Publicly funded universal preschool is a political nonstarter in this country. Ditto adequate provision for long-term elder care. I still remember the expression of utter shock on the face of a friend in Mexico when I told her about American nursing homes. “You mean you don’t take care of your parents yourselves? You don’t move them in with you?” Of course not. Because Americans’ real priorities are themselves, not their families. We are a materialistic, self-reliant, freedom-loving society that loathes limits on our self-determination and resents being asked to be responsible for others.

That’s the implication of Dafoe Whitehead’s latest research. The report I read is called Life Without Children: The Social Retreat from Children and How it is Changing America. It’s part of a research project Dafoe Whitehead co-directs called The National Marriage Project, a Rutgers University-based initiative that seeks to gather and disseminate non-partisan research on American marital and family life.

The report is 46 pages long and I can’t begin to summarize it here. This passage, though, struck me: “In recent decades, marriage (in America) has been deinstitutionalized—that is, it has lost much of its influence as a social institution governing sex, procreation and parenthood. Legally, socially and culturally, marriage is now defined primarily as a couple relationship dedicated to the fulfillment of each individual’s innermost needs and desires.”

That is, for many Americans, getting married is no longer seen primarily as the first step in starting a family. It’s seen as an end in itself, the culmination of a lifelong quest for a soulmate relationship that mutually enables both partners to achieve their life’s full potential.

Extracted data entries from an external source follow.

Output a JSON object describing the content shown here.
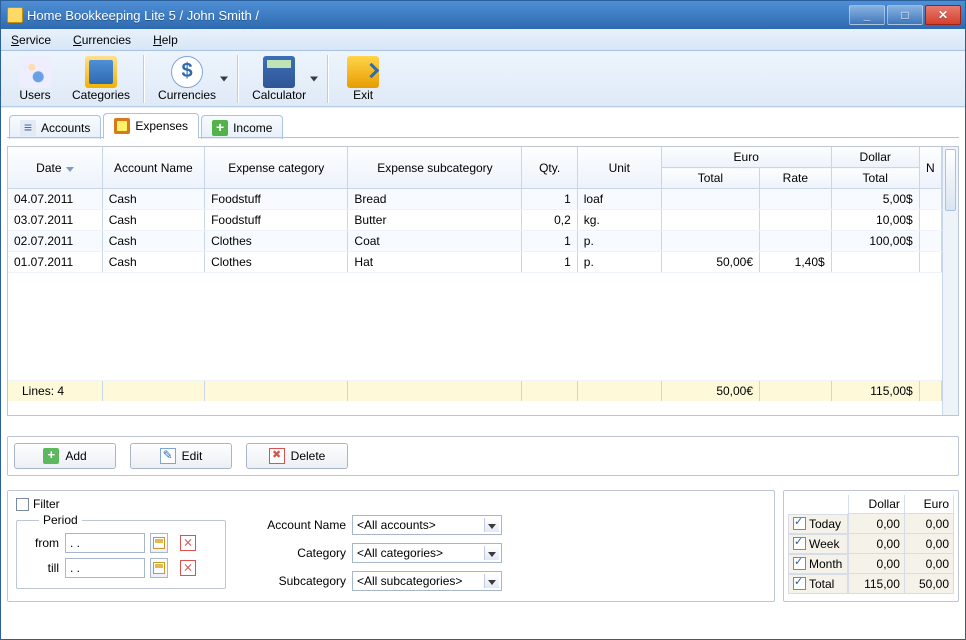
{
  "window": {
    "title": "Home Bookkeeping Lite 5  / John Smith /"
  },
  "menubar": {
    "items": [
      "Service",
      "Currencies",
      "Help"
    ]
  },
  "toolbar": {
    "users": "Users",
    "categories": "Categories",
    "currencies": "Currencies",
    "calculator": "Calculator",
    "exit": "Exit"
  },
  "tabs": {
    "accounts": "Accounts",
    "expenses": "Expenses",
    "income": "Income",
    "active_index": 1
  },
  "grid": {
    "header": {
      "date": "Date",
      "account_name": "Account Name",
      "expense_category": "Expense category",
      "expense_subcategory": "Expense subcategory",
      "qty": "Qty.",
      "unit": "Unit",
      "euro_group": "Euro",
      "euro_total": "Total",
      "euro_rate": "Rate",
      "dollar_group": "Dollar",
      "dollar_total": "Total",
      "n": "N"
    },
    "rows": [
      {
        "date": "04.07.2011",
        "account": "Cash",
        "category": "Foodstuff",
        "subcategory": "Bread",
        "qty": "1",
        "unit": "loaf",
        "euro_total": "",
        "rate": "",
        "dollar_total": "5,00$"
      },
      {
        "date": "03.07.2011",
        "account": "Cash",
        "category": "Foodstuff",
        "subcategory": "Butter",
        "qty": "0,2",
        "unit": "kg.",
        "euro_total": "",
        "rate": "",
        "dollar_total": "10,00$"
      },
      {
        "date": "02.07.2011",
        "account": "Cash",
        "category": "Clothes",
        "subcategory": "Coat",
        "qty": "1",
        "unit": "p.",
        "euro_total": "",
        "rate": "",
        "dollar_total": "100,00$"
      },
      {
        "date": "01.07.2011",
        "account": "Cash",
        "category": "Clothes",
        "subcategory": "Hat",
        "qty": "1",
        "unit": "p.",
        "euro_total": "50,00€",
        "rate": "1,40$",
        "dollar_total": ""
      }
    ],
    "footer": {
      "lines_label": "Lines: 4",
      "euro_total": "50,00€",
      "dollar_total": "115,00$"
    }
  },
  "actions": {
    "add": "Add",
    "edit": "Edit",
    "delete": "Delete"
  },
  "filter": {
    "checkbox_label": "Filter",
    "period_legend": "Period",
    "from_label": "from",
    "till_label": "till",
    "date_placeholder": ".  .",
    "account_label": "Account Name",
    "category_label": "Category",
    "subcategory_label": "Subcategory",
    "account_value": "<All accounts>",
    "category_value": "<All categories>",
    "subcategory_value": "<All subcategories>"
  },
  "summary": {
    "col_dollar": "Dollar",
    "col_euro": "Euro",
    "rows": [
      {
        "label": "Today",
        "dollar": "0,00",
        "euro": "0,00"
      },
      {
        "label": "Week",
        "dollar": "0,00",
        "euro": "0,00"
      },
      {
        "label": "Month",
        "dollar": "0,00",
        "euro": "0,00"
      },
      {
        "label": "Total",
        "dollar": "115,00",
        "euro": "50,00"
      }
    ]
  }
}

I don’t begrudge people who get married for that reason. More power to them. The problem arises when such couples have children. Children, as any parent will tell you, make an inwardly focused marriage impossible. They require a massive investment of time, emotion and energy. They repay that investment many times over. But they change the nature of a marriage. They require parents to look beyond themselves, to change their priorities and their definition of what constitutes personal success and fulfillment. You can’t be self-centered and be a parent without damaging both yourself and your child.

Here’s how Dafoe Whitehead puts it: “Thus, although this new kind of American marriage is potentially more rewarding for adults, it is demonstrably less secure for children. The high expectations for personal satisfaction in marriage, though a good thing to pursue and even better to achieve, have also made such marriages harder to sustain. The greater liabilities and costs associated with the fragile, couple-centered marital ideal fall heavily on children….In short, soulmate marriage is more oriented to meeting adults’ emotional needs for intimacy than to ensuring children’s emotional needs for secure and long-lasting attachments.”

Why has this change occurred in American society? What does it mean for those of us who are trying to raise children? Why do people have children in the first place anyway? Does religious faith enter this picture at all? Those are all big questions, and I want to try to tackle them in subsequent blog posts. For now it’s enough to raise the issue and share this information, which I found fascinating and ultimately sad.

A society disinterested in children is, to me, a sad society. A society lacking in imagination and love. A society more focused on getting than giving. More focused on freedom than responsibility. I look forward to thinking about this more and sharing with you what I come up with.